Note to the pebble weavers out there: can you see the “blip” in the pattern on the pouch on the right? The weaver used the same pebble shed twice instead of alternating them. You see, even the experts get caught sometimes!
If not well prepared, each warp will extend its little hairy fingers to grasp its neighbor and protest loudly as you try to open a shed. Worse still, they will start to break. But, you can learn to deal with that stickiness.
Even if you haven’t learned how to prepare the wool to the state of fine, smooth, even, perfection like the spinners in Chinchero do, there are strategies for dealing with those sticky warps. It can slow things down, and I guess you could call this one of this fiber’s negative aspects. The results, however, are always worth the effort.
Maxima in Cochabamba adds extra twist to her hanspun yarn before winding a warp for a pebble weave band.
It was a chance to practice among friends and lend a hand to those with a little less experience.

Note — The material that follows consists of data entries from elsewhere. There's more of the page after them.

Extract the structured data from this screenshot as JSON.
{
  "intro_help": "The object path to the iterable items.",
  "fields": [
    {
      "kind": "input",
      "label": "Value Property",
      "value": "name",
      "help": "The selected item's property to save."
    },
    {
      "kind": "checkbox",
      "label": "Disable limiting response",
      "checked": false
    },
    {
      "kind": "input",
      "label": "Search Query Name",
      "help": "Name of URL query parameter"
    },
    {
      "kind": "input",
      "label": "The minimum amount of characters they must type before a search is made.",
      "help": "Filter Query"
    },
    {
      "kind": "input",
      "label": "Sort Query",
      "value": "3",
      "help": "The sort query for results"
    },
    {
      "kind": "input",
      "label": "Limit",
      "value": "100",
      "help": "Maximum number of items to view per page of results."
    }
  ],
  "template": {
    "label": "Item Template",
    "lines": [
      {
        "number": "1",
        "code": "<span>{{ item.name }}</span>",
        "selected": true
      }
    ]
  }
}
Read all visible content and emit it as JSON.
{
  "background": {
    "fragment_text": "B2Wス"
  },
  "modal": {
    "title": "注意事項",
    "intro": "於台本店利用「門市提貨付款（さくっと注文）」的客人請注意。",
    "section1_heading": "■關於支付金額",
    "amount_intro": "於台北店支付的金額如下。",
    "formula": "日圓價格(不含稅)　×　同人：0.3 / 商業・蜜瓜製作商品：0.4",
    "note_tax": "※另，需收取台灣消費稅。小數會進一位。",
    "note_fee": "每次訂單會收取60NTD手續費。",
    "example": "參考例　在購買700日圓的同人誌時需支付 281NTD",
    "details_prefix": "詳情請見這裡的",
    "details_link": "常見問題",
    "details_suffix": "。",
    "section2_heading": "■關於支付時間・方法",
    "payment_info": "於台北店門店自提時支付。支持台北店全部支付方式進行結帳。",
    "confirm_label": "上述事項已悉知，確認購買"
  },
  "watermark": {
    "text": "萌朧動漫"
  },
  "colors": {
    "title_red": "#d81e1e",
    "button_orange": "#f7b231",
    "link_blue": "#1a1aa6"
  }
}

Janet and Connie helped Gina and Ace remember how to make string heddles. Ace is working with his own handspun wool and Gina is using Tahki Cotton Classic to make a backstrap. Janet gave Ace tips on how to handle the wool warp and open the sheds smoothly.
Janet and Connie worked on pebble weave projects. Janet, of course, is using her handspun while Connie used 8/2 tencel to make the lanyard for her name tag for CNCH (pictured at left). I imagine that must feel gorgeously silky in that tencel.
And there they were on Ace’s balcony with their warps attached to the railing calling me to join them from Bolivia via Skype! How cool is that?
Back at my own loom, I have been sampling supplementary-weft inlay while playing with positive and negative spaces. I showed you in the last blog post how I want to try covering the negative space on a band with supplementary wefts leaving the ground weave exposed to form the motif. So, I have been sampling away and have made some useful discoveries about the changes in weaving width that happen when you do that. This will be something to keep in mind when planning bigger projects later. I have to say that I am loving the way this looks! I am using the 60/2 silk on the Guatemalan cotton warp.
Now I would like to adapt some Andean warp patterns where both the positive and negative spaces form the same motif and weave those with supplementary wefts.
There are certainly many of those to choose from and I am sure that I can find many on textiles from other cultures too. If you are not sure what I mean, take a look at the motif at left which is from the edge of a belt woven and used by Russian Old Believers.
I will leave you this week with a couple of pebble weave projects.
Larisa has been writing to me via my Andean Pebble Weave Facebook page and sent me pictures of her first pebble weave band using some of the 4 rev patterns from my first book on a wider band. I like the way the hearts look with the border around them. She is going to use this band as the tie for her end loom bar.